Betapa tidak ketika sidang Isbat baru akan dimulai sekitar jam 7 malam, maka jarum jam sudah menunjukkan angka 9 di Indonesia Timur. Mungkin ada baiknya jika pemerintah melaksanakan sidang Isbat beberapa jam lebih cepat atau jika hal itu tidak memungkinkan setidaknya sidang tersebut tidak perlu berlangsung terlalu lama, tidak perlu pembukaan dan kata sambutan yang bertele-tele, tidak perlu adu argumentasi. Menurut penuturan teman-teman saya yang ada disini, lebaran beberapa tahun lalu, saat keputusan sidang Isbat baru selesai dan diumumkan pukul 22.00 WIB maka di Indonesia Timur hari telah berganti. Beberapa ibu-ibu yang sempat memasak hidangan khas dan spesial lebaran terpaksa harus gigit jari memikirkan mau diletakkan dimana masakan yang sudah dimasak karena tak semua orang memiliki lemari es (dan yang paling penting tak semua daerah mendapatkan pasokan listrik 24 jam dari negara).

Jam 23.00 WIT saya baru mulai mendengar suara takbiran dari pawai kendaraan roda 2 dan 4. Namun namanya saja pawai, lebih nyaring suara klakson terdengar daripada suara takbir. Tapi tak apalah, dari pada tak ada sama sekali. Pawai itu hanya berlangsung sekejap, dan suara takbir pun tenggelam dalam suara kembang api dan petasan yang dibakar warga. Pawai itu entah selesai jam berapa. Yang pasti, pawai itu menyisakan ketukan pintu rumah dinas saya pada pukul 03.00 WIT oleh bapak-bapak dari kepolisian. Memberitahu jika di IGD sudah menunggu pasien kecelakaan akibat mabuk dan beberapa orang luka-luka ringan akibat saling pukul di malam lebaran ini.

Bicara tentang petasan, bagi saya petasan itu amat sangat menyebalkan. Tak ada hiburan di dalamnya kecuali membuat kaget orang lain. Petasan yang lebih tepatnya disebut bom dengan daya ledak rendah. Heran, mengapa pihak kepolisian tak melakukan razia petasan yang amat sangat mengganggu itu. Saya pun memilih untuk beranjak tidur sambil membawa rasa kecewa akan sedikitnya suara takbir yang saya dengar. Tak seperti saat saya di kampung halaman, takbir terus berkumandang hingga larut malam dari kaset yang diputar di mesjid atau mushalla.
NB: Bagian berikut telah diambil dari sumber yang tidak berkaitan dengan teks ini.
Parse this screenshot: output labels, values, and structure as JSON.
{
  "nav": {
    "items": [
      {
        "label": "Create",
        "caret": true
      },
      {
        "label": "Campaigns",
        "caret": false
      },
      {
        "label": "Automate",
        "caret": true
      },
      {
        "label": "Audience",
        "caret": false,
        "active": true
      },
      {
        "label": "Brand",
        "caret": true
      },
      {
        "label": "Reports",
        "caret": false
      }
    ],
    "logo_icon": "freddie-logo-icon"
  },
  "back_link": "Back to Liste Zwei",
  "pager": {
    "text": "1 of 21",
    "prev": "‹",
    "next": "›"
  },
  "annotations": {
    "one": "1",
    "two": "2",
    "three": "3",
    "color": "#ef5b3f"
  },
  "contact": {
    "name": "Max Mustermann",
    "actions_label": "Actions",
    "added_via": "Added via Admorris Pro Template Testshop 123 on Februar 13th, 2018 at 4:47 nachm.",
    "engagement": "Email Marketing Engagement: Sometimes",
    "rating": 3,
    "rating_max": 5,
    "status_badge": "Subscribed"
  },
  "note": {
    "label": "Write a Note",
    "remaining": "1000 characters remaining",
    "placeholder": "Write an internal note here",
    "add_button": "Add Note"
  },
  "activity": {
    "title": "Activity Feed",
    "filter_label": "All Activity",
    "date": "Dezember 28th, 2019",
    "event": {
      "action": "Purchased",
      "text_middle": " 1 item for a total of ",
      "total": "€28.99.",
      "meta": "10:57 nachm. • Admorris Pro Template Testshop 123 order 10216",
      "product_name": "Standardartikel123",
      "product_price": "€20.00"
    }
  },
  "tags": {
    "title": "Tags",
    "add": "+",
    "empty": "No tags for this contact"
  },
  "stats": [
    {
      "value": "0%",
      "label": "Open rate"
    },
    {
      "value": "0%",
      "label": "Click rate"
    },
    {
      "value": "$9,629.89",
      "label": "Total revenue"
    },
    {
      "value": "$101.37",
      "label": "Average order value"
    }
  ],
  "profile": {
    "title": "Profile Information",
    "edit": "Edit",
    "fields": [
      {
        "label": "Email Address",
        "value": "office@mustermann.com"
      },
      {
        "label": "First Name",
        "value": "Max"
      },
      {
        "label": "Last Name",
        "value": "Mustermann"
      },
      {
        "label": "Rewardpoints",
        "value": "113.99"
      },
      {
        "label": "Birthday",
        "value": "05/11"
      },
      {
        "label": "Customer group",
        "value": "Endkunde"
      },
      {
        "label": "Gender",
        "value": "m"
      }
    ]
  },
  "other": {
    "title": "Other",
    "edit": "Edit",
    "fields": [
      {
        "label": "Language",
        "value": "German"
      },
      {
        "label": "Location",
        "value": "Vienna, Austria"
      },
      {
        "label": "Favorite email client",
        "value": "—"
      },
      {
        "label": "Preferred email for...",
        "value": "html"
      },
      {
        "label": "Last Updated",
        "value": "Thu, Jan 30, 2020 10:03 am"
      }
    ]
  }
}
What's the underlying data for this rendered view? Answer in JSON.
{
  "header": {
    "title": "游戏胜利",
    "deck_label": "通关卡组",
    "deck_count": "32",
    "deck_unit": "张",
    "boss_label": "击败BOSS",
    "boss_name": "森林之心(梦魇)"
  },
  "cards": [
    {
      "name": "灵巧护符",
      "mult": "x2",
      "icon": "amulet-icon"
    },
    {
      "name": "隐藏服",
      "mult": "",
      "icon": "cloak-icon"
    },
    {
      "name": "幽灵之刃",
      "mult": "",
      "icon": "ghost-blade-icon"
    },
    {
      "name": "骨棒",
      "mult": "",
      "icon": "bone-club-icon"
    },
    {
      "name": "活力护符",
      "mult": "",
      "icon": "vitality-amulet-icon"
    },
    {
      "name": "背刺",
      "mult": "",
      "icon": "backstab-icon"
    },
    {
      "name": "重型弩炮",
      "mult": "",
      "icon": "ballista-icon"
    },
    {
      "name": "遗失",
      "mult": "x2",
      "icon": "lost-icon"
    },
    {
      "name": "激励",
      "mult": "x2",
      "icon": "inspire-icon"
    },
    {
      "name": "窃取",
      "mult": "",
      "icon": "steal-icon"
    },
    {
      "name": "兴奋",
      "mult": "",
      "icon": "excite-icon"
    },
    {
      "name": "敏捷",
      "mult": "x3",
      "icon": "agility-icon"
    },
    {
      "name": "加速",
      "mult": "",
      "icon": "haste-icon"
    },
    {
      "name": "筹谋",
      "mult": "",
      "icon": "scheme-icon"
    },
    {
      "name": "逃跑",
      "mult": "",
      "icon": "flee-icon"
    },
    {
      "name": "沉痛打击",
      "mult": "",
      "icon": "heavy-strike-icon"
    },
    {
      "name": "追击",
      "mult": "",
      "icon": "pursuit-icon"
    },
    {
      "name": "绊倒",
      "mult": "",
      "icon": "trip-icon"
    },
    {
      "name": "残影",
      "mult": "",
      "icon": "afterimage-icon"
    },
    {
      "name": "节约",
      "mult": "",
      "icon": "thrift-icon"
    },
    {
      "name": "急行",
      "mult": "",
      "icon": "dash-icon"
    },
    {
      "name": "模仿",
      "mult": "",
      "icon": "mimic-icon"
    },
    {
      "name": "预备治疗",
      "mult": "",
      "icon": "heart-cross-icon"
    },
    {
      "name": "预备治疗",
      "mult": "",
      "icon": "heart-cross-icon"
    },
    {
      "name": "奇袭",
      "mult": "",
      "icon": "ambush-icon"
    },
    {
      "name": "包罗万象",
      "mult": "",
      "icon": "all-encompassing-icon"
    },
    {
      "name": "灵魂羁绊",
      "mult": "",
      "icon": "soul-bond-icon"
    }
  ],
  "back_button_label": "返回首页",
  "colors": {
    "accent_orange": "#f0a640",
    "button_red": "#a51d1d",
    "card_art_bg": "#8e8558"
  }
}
Pagi 1 Syawal 1433 H, saat bersiap-siap melaksanakan shalat Idul Fitri, lagi-lagi saya tak mendengarkan suara takbir. Saya malah mendengar lagu-lagu keagamaan yang diputar tetangga sebelah rumah yang berbeda keyakinan dengan saya. Suasana Idul Fitri benar-benar tak begitu terasa di sini.

Sendiri di rumah dinas dengan tidak mengenakan baju baru sambil sesekali memantau timeline berusaha mengambil sedikit keriuhan lebaran agar tak begitu terasa sepinya di rumah dinas ini. Ada sepiring nasi uduk dengan sambal telur puyuh sebagai hidangan lebaran saya kali ini. Merayakan momen besar ini dalam kesendirian yang tidak akan pernah saya sesali. Ini adalah resiko yang siap saya ambil ketika melaksanakan tugas ini. Resiko yang menurut seorang teman, telah diambil sejak memilih jurusan ini sewaktu jaman kuliah dulu. Resiko yang dipilih secara sadar dan tanpa pengetahuan yang mendalam.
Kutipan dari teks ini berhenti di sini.